What are the differences between a Riq and a tambourine? They tend to resemble each other and seem to be played in a similar style, however there are subtle differences that make each one unique.

The riq (also spelled riqq or rik) is a type of tambourine used as a traditional instrument in Arabic music. It traditionally has a wooden frame (although in the modern era it may also be made of metal), jingles, and a thin, translucent head made of fish skin (or, more recently, a synthetic material). The frame of the riq can be covered on both the inner and outer sides with inlay such as mother-of-pearl, ivory or decorative wood, like apricot or lemon. It has ten pairs of small cymbals (about 4 cm in diameter), mounted in five pairs of slits. The skin of a fish is glued on and tightened over the frame, which is about 6 cm deep. In Egypt the riq is usually 20 cm wide; in Iraq it is slightly larger. The player of the riq plays without singing. The player alternates between striking the membrane and shaking the jingles, as the need for freedom of movement necessitates that they stand up. Students of the instrument are required to master the technical problems imposed by the timbre of the membrane and the jingles, both separately and in combination; aside from developing a virtuoso technique they also need to learn the many rhythmic cycles and the techniques of modifying them through creative invention.

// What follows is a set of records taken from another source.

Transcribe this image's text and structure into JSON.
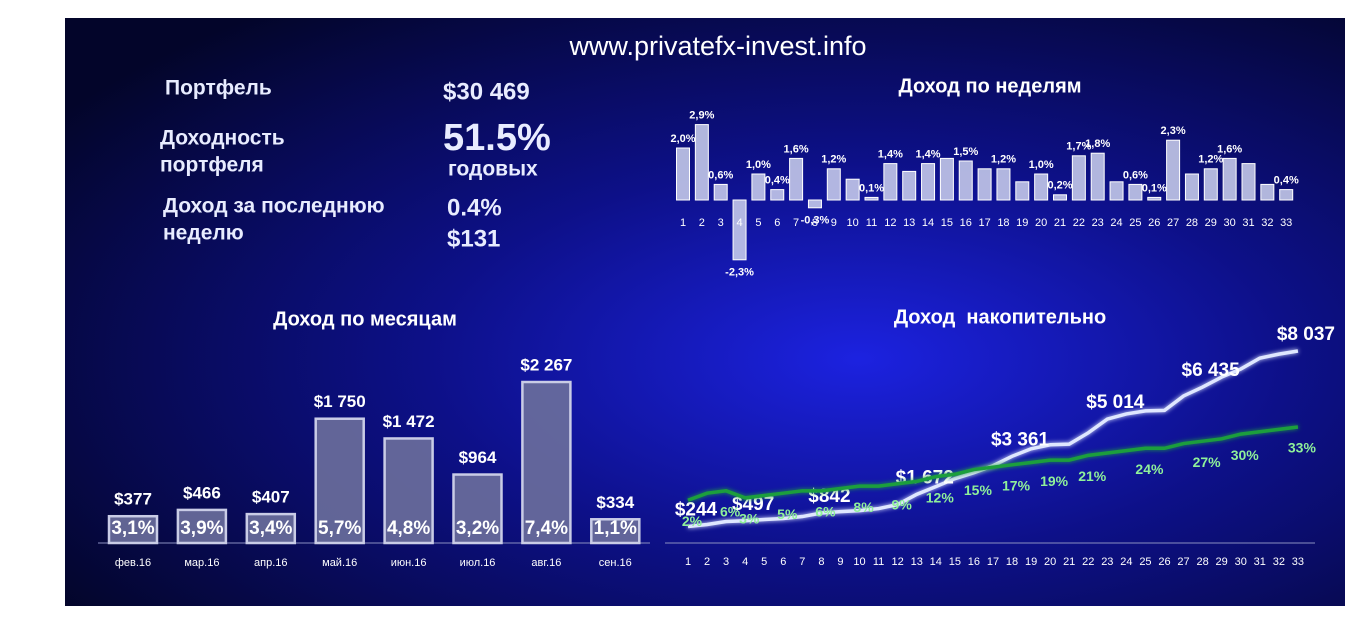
{
  "site": "www.privatefx-invest.info",
  "kpi": {
    "portfolio_label": "Портфель",
    "portfolio_value": "$30 469",
    "return_label": [
      "Доходность",
      "портфеля"
    ],
    "return_value": "51.5%",
    "return_unit": "годовых",
    "week_label": [
      "Доход за последнюю",
      "неделю"
    ],
    "week_percent": "0.4%",
    "week_value": "$131"
  },
  "chart_data": [
    {
      "type": "bar",
      "title": "Доход по неделям",
      "color": "#cfd3ee",
      "categories": [
        1,
        2,
        3,
        4,
        5,
        6,
        7,
        8,
        9,
        10,
        11,
        12,
        13,
        14,
        15,
        16,
        17,
        18,
        19,
        20,
        21,
        22,
        23,
        24,
        25,
        26,
        27,
        28,
        29,
        30,
        31,
        32,
        33
      ],
      "values": [
        2.0,
        2.9,
        0.6,
        -2.3,
        1.0,
        0.4,
        1.6,
        -0.3,
        1.2,
        0.8,
        0.1,
        1.4,
        1.1,
        1.4,
        1.6,
        1.5,
        1.2,
        1.2,
        0.7,
        1.0,
        0.2,
        1.7,
        1.8,
        0.7,
        0.6,
        0.1,
        2.3,
        1.0,
        1.2,
        1.6,
        1.4,
        0.6,
        0.4
      ],
      "value_labels": [
        "2,0%",
        "2,9%",
        "0,6%",
        "-2,3%",
        "1,0%",
        "0,4%",
        "1,6%",
        "-0,3%",
        "1,2%",
        null,
        "0,1%",
        "1,4%",
        null,
        "1,4%",
        null,
        "1,5%",
        null,
        "1,2%",
        null,
        "1,0%",
        "0,2%",
        "1,7%",
        "1,8%",
        null,
        "0,6%",
        "0,1%",
        "2,3%",
        null,
        "1,2%",
        "1,6%",
        null,
        null,
        "0,4%"
      ]
    },
    {
      "type": "bar",
      "title": "Доход по месяцам",
      "color": "#6b6f9c",
      "categories": [
        "фев.16",
        "мар.16",
        "апр.16",
        "май.16",
        "июн.16",
        "июл.16",
        "авг.16",
        "сен.16"
      ],
      "values": [
        377,
        466,
        407,
        1750,
        1472,
        964,
        2267,
        334
      ],
      "value_labels": [
        "$377",
        "$466",
        "$407",
        "$1 750",
        "$1 472",
        "$964",
        "$2 267",
        "$334"
      ],
      "percents": [
        3.1,
        3.9,
        3.4,
        5.7,
        4.8,
        3.2,
        7.4,
        1.1
      ],
      "percent_labels": [
        "3,1%",
        "3,9%",
        "3,4%",
        "5,7%",
        "4,8%",
        "3,2%",
        "7,4%",
        "1,1%"
      ]
    },
    {
      "type": "line",
      "title": "Доход  накопительно",
      "x": [
        1,
        2,
        3,
        4,
        5,
        6,
        7,
        8,
        9,
        10,
        11,
        12,
        13,
        14,
        15,
        16,
        17,
        18,
        19,
        20,
        21,
        22,
        23,
        24,
        25,
        26,
        27,
        28,
        29,
        30,
        31,
        32,
        33
      ],
      "series": [
        {
          "color": "#dfe7ff",
          "values": [
            244,
            332,
            465,
            497,
            553,
            597,
            686,
            842,
            907,
            951,
            1040,
            1217,
            1672,
            2013,
            2367,
            2633,
            2942,
            3361,
            3695,
            3872,
            3900,
            4403,
            5014,
            5243,
            5376,
            5400,
            6040,
            6435,
            6881,
            7235,
            7721,
            7898,
            8037
          ],
          "value_labels": [
            "$244",
            null,
            null,
            "$497",
            null,
            null,
            null,
            "$842",
            null,
            null,
            null,
            null,
            "$1 672",
            null,
            null,
            null,
            null,
            "$3 361",
            null,
            null,
            null,
            null,
            "$5 014",
            null,
            null,
            null,
            null,
            "$6 435",
            null,
            null,
            null,
            null,
            "$8 037"
          ]
        },
        {
          "color": "#1f9e3e",
          "values": [
            2,
            5,
            6,
            3,
            4,
            5,
            6,
            6,
            7,
            8,
            8,
            9,
            10,
            12,
            13,
            15,
            16,
            17,
            18,
            19,
            19,
            21,
            22,
            23,
            24,
            24,
            26,
            27,
            28,
            30,
            31,
            32,
            33
          ],
          "value_labels": [
            "2%",
            null,
            "6%",
            "3%",
            null,
            "5%",
            null,
            "6%",
            null,
            "8%",
            null,
            "9%",
            null,
            "12%",
            null,
            "15%",
            null,
            "17%",
            null,
            "19%",
            null,
            "21%",
            null,
            null,
            "24%",
            null,
            null,
            "27%",
            null,
            "30%",
            null,
            null,
            "33%"
          ]
        }
      ]
    }
  ]
}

The tambourine is a musical instrument of the percussion family consisting of a single drumhead mounted on a ring with pairs of small metal jingles. Most modern tambourines used in western popular music today consist only of the ring and jingles, with no drumhead. The tambourine can be held in the hand or mounted on a stand, and can be played in numerous ways, from stroking or shaking the jingles to striking it sharply with hand or stick or using the tambourine to strike the leg or hip. It is found in many forms of music, classic music, Roman music, Persian music, gospel music, pop music and rock music.